17.5 miles, via Cubley, Sheephouse Height, Midhopestones, Ewden, Smallfield, 
 Bradfield Dale, Bole Edge Plantation, Strines, Moscar, Ladybower Reservoir, 
  and the Thornhill Trail (plus the Derwent Valley Heritage Trail Leg #1).

Long Distance Trek
means Selfies!
#3 at Penistone.
It's a weird feeling to organise a holiday for the family without having Dad around to enjoy it too, but after his passing getting away for a week was one of the first thoughts for the future that Mum and I shared, and with a legacy having come my way, affording a few weeks away over the coming years shouldn't dent my finances at all, and as Mum has gotten her driving confidence going again, added to getting herself a sat-nav app, her being my taxi for a week of walking across Derbyshire should be as straightforward as is possible.

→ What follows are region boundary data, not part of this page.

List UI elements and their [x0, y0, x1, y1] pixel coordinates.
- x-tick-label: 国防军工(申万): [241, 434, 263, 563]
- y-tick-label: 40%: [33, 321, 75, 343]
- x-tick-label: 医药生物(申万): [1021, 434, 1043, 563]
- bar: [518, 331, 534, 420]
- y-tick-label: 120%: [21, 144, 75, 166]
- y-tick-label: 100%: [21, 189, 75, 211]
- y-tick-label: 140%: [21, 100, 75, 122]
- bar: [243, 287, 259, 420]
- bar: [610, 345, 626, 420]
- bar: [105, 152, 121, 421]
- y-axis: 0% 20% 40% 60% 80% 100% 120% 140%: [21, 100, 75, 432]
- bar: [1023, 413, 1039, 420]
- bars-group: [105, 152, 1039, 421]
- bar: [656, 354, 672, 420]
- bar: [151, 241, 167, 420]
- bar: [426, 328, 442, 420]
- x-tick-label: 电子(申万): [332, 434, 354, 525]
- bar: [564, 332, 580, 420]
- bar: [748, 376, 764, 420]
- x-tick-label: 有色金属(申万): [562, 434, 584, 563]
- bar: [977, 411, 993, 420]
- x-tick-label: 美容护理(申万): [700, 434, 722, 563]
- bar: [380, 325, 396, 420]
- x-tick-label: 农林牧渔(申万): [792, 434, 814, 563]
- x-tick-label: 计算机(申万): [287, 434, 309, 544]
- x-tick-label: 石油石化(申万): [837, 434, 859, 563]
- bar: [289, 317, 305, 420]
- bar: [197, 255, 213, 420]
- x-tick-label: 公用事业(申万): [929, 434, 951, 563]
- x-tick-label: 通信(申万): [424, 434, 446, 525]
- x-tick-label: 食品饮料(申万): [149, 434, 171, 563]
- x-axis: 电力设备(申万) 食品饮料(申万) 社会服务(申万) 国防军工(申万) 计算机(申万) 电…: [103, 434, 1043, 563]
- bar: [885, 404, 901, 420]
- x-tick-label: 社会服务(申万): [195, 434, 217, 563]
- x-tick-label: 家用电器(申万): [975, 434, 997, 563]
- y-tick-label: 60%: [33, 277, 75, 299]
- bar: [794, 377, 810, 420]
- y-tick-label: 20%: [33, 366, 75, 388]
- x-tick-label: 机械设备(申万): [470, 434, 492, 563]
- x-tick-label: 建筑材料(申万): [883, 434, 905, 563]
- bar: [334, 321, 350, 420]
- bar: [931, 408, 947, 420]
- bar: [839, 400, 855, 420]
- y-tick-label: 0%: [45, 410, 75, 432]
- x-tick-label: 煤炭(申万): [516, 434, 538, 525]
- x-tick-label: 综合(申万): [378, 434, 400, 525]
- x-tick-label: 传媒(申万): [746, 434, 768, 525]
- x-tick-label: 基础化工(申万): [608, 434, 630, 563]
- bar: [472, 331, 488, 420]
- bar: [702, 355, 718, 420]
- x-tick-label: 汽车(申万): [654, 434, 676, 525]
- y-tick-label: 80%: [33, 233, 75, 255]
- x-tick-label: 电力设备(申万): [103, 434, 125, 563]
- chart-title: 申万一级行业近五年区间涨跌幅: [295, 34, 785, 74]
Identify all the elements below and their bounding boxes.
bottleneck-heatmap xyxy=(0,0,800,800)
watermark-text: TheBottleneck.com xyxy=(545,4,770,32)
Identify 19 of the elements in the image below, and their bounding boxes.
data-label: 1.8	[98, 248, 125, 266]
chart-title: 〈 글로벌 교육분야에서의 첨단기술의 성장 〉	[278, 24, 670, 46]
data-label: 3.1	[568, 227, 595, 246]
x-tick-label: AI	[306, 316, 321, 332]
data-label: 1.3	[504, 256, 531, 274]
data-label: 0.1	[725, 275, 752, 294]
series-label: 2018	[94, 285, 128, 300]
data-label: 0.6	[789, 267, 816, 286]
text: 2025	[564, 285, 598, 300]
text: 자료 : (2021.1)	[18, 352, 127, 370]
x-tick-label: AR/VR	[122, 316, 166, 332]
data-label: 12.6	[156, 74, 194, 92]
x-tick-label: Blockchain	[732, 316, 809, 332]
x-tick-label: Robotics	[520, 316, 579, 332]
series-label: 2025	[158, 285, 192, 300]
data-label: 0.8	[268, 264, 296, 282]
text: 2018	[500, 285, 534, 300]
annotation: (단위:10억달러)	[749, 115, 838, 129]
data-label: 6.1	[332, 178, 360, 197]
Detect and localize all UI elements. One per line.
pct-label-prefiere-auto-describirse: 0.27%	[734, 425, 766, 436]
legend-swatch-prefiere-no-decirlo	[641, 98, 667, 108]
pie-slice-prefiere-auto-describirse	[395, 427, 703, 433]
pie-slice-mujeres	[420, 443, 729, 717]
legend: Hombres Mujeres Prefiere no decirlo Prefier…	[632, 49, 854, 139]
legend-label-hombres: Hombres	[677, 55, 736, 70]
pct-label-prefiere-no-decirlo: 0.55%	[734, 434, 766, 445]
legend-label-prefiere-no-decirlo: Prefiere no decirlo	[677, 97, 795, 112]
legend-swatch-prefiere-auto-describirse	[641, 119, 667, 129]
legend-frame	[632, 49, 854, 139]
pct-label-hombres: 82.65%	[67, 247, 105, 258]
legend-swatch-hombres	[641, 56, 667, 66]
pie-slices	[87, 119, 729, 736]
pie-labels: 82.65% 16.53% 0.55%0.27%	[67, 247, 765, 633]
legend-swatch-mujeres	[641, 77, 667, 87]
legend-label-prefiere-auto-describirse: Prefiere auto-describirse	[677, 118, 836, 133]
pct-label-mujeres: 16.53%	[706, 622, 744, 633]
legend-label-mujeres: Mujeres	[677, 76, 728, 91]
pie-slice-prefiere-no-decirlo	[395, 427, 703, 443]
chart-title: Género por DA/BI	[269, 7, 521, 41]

Getting going is the first order of business then, leaving Morley at ouch o'clock in the morning, and leaving Mum as custodian of my flat and the baggage as I make for the trail that will link my local wandering fields to the Midlands, which probably aren't as far away as my brain would think, riding the rails and cursing this month of May that still hasn't brought any consistently decent weather, arriving at Penistone for an 8.45am jump-off, under gloomy skies and clouds that look like they could threaten rain at a moments notice. We thus start our resuming path into the unknown by slipping onto the Trans Pennine Trail path which heads south of the station and reveals the platforms of the former MS&LR Woodhead route, which were coated in trees when we visited in 2014 and haven't seen a regular passenger service since 1970, and we then slip down Eastfield Avenue to make our way through the town, rising among the terraces on Church Street to pass around the other side of the parish church of St John the Baptist. Land on the High Street opposite the pubs and the Co-op, and am struck that folks seem to already be out in force despite the early hour and we press on south as the stone houses slip from townhouse style to a scale more modest, and occasionally rural before the lane takes a dip and slips solidly into suburbia, gaining the name of Mortimer Road as it goes. The rise away from the Don valley resumes as we climb towards the bottom end of town, and there's more to Penistone than you'd expect clearly, meeting the council estate at Cubley, right about where the Barnsley district bus terminates and we start to slip into the countryside, past the Cubley Hall hotel and pub, and into the elevated fields that lie beyond, shrouded in an uninviting grey haze, which sadly gives us little by way of gaining a contextual view into the landscape around-abouts.